On Saturday, July 11, 2015 at 6:20:55 PM UTC-7, SoaringXCellence wrote:
Having watched and flown with F-16s in a pattern, I would guess that they're more like 120 in the pattern.
I'm not sure why we are talking pattern numbers, this mid-air collision was not near the pattern at KCHS, it occurred outside KCHS Class C airspace.
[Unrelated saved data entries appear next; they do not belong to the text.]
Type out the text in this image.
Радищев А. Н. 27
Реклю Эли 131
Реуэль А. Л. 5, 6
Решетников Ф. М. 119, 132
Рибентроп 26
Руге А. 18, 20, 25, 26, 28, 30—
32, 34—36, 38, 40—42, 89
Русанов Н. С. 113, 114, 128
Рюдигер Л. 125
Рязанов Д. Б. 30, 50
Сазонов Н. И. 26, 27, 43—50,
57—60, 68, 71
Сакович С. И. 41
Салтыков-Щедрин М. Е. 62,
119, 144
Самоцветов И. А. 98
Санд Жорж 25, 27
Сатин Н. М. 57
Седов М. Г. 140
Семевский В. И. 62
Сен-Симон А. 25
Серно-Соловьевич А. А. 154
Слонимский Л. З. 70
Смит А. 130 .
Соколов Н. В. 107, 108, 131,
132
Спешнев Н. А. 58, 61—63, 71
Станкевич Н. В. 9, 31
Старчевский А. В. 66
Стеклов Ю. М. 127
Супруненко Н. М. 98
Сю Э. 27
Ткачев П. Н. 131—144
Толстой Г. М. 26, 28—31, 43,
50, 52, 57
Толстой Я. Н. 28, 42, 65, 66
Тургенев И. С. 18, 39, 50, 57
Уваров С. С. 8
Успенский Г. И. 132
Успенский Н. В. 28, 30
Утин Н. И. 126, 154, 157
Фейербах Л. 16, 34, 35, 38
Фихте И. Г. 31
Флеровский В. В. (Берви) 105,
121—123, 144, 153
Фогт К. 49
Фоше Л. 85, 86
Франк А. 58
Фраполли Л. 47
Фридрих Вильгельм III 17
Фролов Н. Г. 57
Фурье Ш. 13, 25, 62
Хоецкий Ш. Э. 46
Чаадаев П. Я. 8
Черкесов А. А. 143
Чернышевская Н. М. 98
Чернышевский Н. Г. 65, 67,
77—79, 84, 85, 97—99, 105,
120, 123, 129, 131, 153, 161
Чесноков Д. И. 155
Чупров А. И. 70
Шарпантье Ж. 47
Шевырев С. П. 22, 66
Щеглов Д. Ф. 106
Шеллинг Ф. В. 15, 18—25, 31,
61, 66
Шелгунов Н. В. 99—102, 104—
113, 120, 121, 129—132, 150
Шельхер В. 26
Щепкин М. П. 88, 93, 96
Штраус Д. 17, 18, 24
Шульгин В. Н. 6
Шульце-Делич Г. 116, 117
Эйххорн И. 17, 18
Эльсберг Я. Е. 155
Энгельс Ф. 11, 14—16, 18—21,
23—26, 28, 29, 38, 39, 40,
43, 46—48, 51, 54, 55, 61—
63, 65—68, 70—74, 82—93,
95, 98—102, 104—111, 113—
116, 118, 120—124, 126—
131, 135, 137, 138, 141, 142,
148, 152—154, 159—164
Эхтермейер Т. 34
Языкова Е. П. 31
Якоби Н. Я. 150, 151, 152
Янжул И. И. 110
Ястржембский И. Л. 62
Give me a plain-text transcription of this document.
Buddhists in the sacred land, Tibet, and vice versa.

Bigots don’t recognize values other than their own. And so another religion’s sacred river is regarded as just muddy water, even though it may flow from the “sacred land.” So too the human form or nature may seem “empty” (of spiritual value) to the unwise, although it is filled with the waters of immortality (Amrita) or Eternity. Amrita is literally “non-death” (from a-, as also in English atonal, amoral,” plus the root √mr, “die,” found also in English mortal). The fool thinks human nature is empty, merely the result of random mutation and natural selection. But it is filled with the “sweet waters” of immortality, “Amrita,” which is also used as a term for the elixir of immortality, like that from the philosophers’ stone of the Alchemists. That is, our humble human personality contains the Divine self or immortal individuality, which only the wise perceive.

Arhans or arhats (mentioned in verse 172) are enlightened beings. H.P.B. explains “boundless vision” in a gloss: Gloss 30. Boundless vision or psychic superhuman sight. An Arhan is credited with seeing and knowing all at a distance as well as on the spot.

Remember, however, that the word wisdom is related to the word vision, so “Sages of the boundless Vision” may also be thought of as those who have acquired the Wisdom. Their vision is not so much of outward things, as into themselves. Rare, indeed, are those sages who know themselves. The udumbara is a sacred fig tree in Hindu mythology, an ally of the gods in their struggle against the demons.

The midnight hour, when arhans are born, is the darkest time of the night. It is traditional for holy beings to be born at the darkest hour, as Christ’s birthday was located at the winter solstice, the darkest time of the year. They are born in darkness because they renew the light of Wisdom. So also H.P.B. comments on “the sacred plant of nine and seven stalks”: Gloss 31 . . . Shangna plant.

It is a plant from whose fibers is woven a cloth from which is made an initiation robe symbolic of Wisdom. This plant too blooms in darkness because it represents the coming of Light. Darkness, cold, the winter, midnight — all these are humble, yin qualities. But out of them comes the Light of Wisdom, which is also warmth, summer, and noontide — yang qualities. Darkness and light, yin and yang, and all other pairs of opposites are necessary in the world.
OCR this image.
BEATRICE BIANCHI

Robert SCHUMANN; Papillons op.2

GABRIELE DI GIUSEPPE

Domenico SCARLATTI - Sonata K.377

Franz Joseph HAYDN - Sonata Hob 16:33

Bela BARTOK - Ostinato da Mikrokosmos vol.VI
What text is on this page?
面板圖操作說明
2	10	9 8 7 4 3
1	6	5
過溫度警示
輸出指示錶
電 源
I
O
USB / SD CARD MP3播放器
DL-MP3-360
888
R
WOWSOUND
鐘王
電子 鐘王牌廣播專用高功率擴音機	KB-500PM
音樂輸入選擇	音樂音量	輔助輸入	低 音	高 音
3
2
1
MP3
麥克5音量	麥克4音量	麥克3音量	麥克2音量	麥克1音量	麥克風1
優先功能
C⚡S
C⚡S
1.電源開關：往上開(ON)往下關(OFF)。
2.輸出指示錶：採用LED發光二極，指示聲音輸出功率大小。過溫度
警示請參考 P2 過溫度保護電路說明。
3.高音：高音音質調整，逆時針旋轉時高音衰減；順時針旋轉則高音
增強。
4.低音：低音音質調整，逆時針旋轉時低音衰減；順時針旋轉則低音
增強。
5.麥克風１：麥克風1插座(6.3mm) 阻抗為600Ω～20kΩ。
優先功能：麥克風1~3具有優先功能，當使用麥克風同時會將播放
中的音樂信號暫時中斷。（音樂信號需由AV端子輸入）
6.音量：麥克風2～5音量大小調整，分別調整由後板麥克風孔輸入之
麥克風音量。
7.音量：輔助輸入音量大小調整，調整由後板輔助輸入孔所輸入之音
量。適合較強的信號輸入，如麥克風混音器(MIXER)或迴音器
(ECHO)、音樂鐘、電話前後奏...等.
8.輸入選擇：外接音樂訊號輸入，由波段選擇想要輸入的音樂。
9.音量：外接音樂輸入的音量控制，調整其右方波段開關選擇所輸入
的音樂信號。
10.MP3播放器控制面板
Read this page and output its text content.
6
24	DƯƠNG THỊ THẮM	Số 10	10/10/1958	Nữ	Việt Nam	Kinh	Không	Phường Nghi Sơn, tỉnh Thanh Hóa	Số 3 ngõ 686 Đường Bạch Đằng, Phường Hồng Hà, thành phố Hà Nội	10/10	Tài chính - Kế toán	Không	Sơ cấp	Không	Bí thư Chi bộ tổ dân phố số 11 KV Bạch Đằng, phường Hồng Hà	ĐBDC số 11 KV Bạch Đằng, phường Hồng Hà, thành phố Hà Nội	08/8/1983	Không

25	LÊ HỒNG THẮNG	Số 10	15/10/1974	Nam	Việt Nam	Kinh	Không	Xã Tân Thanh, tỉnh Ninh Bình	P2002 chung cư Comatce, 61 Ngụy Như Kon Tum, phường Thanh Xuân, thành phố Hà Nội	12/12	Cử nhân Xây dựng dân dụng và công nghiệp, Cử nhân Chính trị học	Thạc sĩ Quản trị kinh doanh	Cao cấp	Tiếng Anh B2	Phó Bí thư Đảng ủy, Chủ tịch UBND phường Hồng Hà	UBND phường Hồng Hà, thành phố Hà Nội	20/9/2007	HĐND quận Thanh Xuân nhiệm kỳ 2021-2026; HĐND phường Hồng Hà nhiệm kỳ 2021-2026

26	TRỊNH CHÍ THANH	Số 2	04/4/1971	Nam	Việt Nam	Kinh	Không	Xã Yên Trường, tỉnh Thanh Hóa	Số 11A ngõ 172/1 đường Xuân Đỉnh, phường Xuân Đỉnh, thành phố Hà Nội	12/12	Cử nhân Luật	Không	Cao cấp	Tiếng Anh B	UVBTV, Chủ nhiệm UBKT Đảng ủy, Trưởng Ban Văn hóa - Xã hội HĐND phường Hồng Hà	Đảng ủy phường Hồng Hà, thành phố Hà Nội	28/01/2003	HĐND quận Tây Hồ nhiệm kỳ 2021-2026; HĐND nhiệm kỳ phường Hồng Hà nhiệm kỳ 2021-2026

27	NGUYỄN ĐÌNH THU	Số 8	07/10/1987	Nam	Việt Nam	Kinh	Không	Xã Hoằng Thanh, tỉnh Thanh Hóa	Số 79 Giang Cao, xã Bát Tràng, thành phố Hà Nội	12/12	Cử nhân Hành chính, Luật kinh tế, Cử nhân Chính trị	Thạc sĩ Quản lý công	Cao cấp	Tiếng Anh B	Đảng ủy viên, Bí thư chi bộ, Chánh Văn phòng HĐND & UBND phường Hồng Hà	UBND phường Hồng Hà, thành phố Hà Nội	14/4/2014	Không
And whether the F-16 was actually flying an instrument procedures at the time, actually under approach radar control, etc. at the actual time of the accident is not clear AFAIK (the flight mission was apparently to practice instrument approaches, it does not mean the pilot was doing that at the time of the mid-air, but could have been... that area is part of instrument approaches into KCHS).
For some (better than usual "journalism", but it still has problems) coverage of this see James Fallows article...
http://www.theatlantic.com/national/...he-sky/397880/
As clarified there, and by the USAF in other news coverage, the F-16C was out of Shaw AFB en-route to KCHS and it sounds like had not actually yet got to KCHS/executed an instrument approach--but I may be reading too much into that.
I'm not sure why Fallows thinks this collision might have happened in an MOA, local news sources describe the mid-air as happening over Lewisfield Plantation in Moncks Corner, SC, which is approximately 33°9′36″N 79°59′37″W, something like 20 nautical miles outside the GAMECOCK MOA, and quite close to Berkeley County Airport (KMKS) where the Cessna 150 had apparently departed.